Severed or damaged neurons often don’t re-grow on their own. And when they do, it can take a long time: after a nerve injury to the human arm, for example, it may take months for feeling to return to hands and fingers. The team has developed a multi-electrode array or MEA that provides electrical stimulation to neurons on the device and allows the team to study a network of 60 neurons. This technique allows them to examine the process to regrow nerve tissue, with the future potential to coax nerve growth around scar tissue. The MEA is designed using the CMC-supported software L-Edit from Tanner Research, and manufactured using a microfabrication process at the AMIF cleanroom facility. Currently, off-chip measurement equipment is used to characterize the connection.

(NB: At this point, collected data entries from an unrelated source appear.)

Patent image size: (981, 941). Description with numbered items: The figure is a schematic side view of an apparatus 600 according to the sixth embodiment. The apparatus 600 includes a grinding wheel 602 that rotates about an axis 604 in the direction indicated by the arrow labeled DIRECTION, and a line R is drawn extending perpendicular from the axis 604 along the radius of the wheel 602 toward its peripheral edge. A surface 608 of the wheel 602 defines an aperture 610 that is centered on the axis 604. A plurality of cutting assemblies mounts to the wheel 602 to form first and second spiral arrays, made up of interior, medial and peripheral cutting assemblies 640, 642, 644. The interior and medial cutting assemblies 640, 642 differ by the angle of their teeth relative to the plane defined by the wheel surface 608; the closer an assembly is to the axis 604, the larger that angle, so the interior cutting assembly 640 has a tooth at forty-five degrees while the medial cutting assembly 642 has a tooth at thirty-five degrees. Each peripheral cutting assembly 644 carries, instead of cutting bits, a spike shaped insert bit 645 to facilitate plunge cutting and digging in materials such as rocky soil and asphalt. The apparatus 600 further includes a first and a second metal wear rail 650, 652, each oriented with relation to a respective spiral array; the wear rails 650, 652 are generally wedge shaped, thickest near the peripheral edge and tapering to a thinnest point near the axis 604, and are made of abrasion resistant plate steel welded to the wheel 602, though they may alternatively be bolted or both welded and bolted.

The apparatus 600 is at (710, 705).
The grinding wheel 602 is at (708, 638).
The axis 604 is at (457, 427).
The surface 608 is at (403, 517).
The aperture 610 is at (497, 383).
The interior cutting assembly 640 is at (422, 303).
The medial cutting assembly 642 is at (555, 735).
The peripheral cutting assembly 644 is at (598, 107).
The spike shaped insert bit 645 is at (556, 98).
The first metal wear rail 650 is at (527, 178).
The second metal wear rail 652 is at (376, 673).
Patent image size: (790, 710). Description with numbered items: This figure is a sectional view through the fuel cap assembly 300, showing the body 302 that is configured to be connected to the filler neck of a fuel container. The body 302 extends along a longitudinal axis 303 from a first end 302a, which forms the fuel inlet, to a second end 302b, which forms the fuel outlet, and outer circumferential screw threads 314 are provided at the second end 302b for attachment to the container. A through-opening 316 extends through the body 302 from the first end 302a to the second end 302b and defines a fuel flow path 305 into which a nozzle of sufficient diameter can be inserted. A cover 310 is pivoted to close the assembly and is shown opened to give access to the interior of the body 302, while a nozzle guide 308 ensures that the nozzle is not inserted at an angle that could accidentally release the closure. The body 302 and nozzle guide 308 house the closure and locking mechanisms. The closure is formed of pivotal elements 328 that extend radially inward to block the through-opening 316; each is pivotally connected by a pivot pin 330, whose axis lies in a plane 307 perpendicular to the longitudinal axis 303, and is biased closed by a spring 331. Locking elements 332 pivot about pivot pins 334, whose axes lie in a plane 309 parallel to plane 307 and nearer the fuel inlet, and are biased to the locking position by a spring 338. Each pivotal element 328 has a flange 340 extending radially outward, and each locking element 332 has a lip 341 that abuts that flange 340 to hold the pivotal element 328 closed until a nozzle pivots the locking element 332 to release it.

While Dr. Dalton develops the specialised chips for this project, medical researchers are growing neurons in their lab—to be later characterized by the MEA—and conducting animal testing. There is continuous feedback from medical to engineering faculties that helps to iterate the design. Coupled with access to advanced micro-nano technologies, the multi-disciplinary nature of the team is the essential ingredient to the success of this project. Explains Dr. Dalton: “No one person can know all this anymore. To be successful you need different people with different backgrounds working together.”
 
Research and development efforts are next being focused on Dr. Dalton’s ultimate goal: designing a silicon chip with an array of open transistor contacts (similar to the MEA, but with a smaller footprint, a larger array of electrodes and additional functionality) that would allow the team to stimulate potentially hundreds of neurons and directly record their activity. The planned design would also provide the inherent advantages of complementary metal oxide semiconductor (CMOS) technology: sensing, manipulation, signal processing, data storage, wired or wireless communication, greater integration, and cost-effective mass production. They have developed an early proof-of-concept prototype to move this research forward, fabricated through CMC’s services in the 0.18-micron CMOS technology, provided in partnership with MOSIS and TSMC.

Dr. Dalton and his colleagues believe that much of biomedicine in the 21st Century will be technology driven and its success will depend on how well new technological development—including in silicon circuitry and advanced material processing—is effectively meshed with medical care. This team of collaborators is taking steps together to help make it happen.